8:17pm: Crud. Big problem for me.

8:44pm: Crud.  Getting big headache.  Haven’t had anything to eat. And 1 of our servers is down.

8:53pm: Crud. It’s gonna might be long night if I don’t figure what’s w/the server. Time to figure out a resume, too.

8:56pm: Yeah.  Might as well get something to eat. Not thinking well on empty stomach.

9:32pm: Now that I’m able to think a bit, I’ll try system recovery cd on the node.

10:24pm: Dang. I failed setting up redundancy. Doing a disaster recovery. I should start working on a resume.

10:48pm: Data on server not fine. Have to restore from backup. Actually testing out disaster recovery. Sorta.


2:17am: Spent last few hours w/vendor support troubleshooting server hardware. One of memory was bad. Getting new memory in 4 hours.

4:30am: Still waiting for memory to be delivered. In 3 hours?

5:41am: Oh. It’s Monday morning.

6:57am :*Cringe* Still no part yet. Users coming in to office soon.

7:29am: So it’s DHL that’s delayed the supposed 4 hour delivery time of the part we’re waiting for since 2AM.

8:17am: Ugh. Did the memory replacement fry the motherboard? The replacement memory looks refurbished. Yellow sticker on bag dated 6/29/11.

8:30am: Oh great. CEO and CFO asking for status.

8:37am: Now a tech 2 come over w/replacement system board & memory w/in hour.

9:30am: Ah yes. Awake for over 24 hours now.

2:35pm: A full replacement of the motherboard on the node.  Now waiting to receive new licensing for that node.

4:45pm: Crashed server up & running & licensed.

5:40pm: Left work tired and sleepy.

Ouch!
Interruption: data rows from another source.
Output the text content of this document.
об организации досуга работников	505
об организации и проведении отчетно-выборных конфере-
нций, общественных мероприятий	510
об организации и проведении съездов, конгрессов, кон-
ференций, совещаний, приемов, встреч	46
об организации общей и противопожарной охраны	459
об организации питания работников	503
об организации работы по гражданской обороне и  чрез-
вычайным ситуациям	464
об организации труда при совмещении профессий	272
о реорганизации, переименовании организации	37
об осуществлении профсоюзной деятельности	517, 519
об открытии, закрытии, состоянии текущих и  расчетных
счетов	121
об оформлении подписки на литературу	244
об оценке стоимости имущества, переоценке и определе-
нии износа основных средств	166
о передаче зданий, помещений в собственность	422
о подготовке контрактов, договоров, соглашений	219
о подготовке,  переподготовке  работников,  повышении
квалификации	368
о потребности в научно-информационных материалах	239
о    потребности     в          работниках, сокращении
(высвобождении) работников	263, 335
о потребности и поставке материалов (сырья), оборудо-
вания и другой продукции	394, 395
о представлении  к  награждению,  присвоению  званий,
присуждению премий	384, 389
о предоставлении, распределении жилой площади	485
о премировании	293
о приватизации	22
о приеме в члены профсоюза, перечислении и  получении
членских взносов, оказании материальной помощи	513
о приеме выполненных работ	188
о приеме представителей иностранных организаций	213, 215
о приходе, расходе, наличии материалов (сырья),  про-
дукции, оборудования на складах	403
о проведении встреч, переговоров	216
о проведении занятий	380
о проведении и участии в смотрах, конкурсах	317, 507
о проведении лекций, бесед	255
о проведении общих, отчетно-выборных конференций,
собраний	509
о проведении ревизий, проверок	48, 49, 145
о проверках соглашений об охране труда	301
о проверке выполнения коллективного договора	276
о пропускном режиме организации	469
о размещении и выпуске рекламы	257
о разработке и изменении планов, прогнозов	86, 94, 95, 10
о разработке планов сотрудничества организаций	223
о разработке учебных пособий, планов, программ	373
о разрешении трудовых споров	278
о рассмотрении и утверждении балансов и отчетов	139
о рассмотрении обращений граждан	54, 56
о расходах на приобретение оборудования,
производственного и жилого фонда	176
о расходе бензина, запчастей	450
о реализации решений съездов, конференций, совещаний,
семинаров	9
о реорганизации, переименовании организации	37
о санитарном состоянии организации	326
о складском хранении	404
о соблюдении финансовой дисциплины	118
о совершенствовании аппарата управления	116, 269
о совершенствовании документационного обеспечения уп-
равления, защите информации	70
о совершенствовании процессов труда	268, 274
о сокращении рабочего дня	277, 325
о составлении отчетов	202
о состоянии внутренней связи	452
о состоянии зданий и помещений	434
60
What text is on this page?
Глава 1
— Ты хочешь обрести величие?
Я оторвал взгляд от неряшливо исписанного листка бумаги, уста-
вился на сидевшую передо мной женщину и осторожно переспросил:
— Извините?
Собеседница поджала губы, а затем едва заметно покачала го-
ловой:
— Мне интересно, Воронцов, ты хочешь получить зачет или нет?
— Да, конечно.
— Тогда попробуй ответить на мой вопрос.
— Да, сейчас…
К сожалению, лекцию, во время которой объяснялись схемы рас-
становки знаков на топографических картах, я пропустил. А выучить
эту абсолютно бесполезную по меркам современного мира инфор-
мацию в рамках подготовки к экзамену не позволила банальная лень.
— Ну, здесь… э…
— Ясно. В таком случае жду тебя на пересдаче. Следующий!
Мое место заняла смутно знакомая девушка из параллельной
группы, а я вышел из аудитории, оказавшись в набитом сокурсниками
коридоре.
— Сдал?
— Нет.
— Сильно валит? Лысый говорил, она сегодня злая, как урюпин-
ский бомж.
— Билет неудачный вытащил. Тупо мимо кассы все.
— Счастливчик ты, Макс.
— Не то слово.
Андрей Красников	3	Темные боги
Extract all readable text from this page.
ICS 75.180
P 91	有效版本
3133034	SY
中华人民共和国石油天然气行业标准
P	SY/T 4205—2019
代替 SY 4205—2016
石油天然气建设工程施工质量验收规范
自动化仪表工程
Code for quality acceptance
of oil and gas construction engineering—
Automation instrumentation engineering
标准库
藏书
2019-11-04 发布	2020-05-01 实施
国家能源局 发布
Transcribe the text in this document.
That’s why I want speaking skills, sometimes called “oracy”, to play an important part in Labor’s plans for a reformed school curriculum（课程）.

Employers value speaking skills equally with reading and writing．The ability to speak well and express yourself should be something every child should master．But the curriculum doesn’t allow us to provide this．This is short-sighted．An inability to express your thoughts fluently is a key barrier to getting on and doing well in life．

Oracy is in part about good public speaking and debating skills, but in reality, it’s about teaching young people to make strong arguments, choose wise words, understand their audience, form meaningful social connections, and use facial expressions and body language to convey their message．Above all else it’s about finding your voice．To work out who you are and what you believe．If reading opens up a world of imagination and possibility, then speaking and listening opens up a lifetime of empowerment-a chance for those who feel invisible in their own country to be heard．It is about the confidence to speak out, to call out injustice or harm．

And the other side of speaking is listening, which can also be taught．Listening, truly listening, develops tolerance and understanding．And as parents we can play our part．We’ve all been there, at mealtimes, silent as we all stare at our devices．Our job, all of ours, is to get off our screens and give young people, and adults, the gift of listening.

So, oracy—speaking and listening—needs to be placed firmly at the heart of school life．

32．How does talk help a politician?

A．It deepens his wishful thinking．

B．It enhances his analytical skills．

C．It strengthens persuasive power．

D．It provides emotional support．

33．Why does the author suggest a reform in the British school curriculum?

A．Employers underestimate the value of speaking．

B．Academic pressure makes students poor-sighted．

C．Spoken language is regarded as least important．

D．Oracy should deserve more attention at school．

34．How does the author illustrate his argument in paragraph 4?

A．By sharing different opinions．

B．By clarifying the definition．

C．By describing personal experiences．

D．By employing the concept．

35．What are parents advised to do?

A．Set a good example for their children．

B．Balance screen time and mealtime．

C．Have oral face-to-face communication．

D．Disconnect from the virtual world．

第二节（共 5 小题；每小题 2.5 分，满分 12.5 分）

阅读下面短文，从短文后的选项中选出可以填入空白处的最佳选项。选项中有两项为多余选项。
In this case, this admin survived relatively unscathed from a major disaster, at the price of a marathon overnight struggle. Now, imagine instead if, using a ShadowProtect backup image of the server, the admin started a StorageCraft HeadStart Restore job using ImageManager.


7:30pm: One of the servers is down. Heading to office to investigate.

8:00pm: Server is definitely down w/HW issue. Happy I’d ran a HeadStart Restore VM for this Server. Launched the HSR failover server.


8:37am: At the office refreshed. Tech coming over with new memory & motherboard for dead server.

4:45pm: Crashed server repaired and synced up with my HeadStart Restore VM. Server up & running. Reported to CEO successful failover and restoration with no downtime. Promotion likely.

Going through an all-nighter like this admin, fighting tech, trying to find the problem and a solution is a painful reality. Knowing that the axe may fall when the boss comes in and finds the system down, and you don’t have a clear idea of when or if the system will be back up is an experience that should be “so last year.”  A better contemporary strategy is to:

  1. Leverage backup image to pre-stage a VM using a StorageCraft HEadSTart Restore job in case the server goes down.
  2. Use an automated process to keep the backup image current with the VM
  3. Restore to repaired hardware, new hardware (similar or dissimilar), or virtual environments using the current backup image and StorageCraft Hardware Independent Restore technology.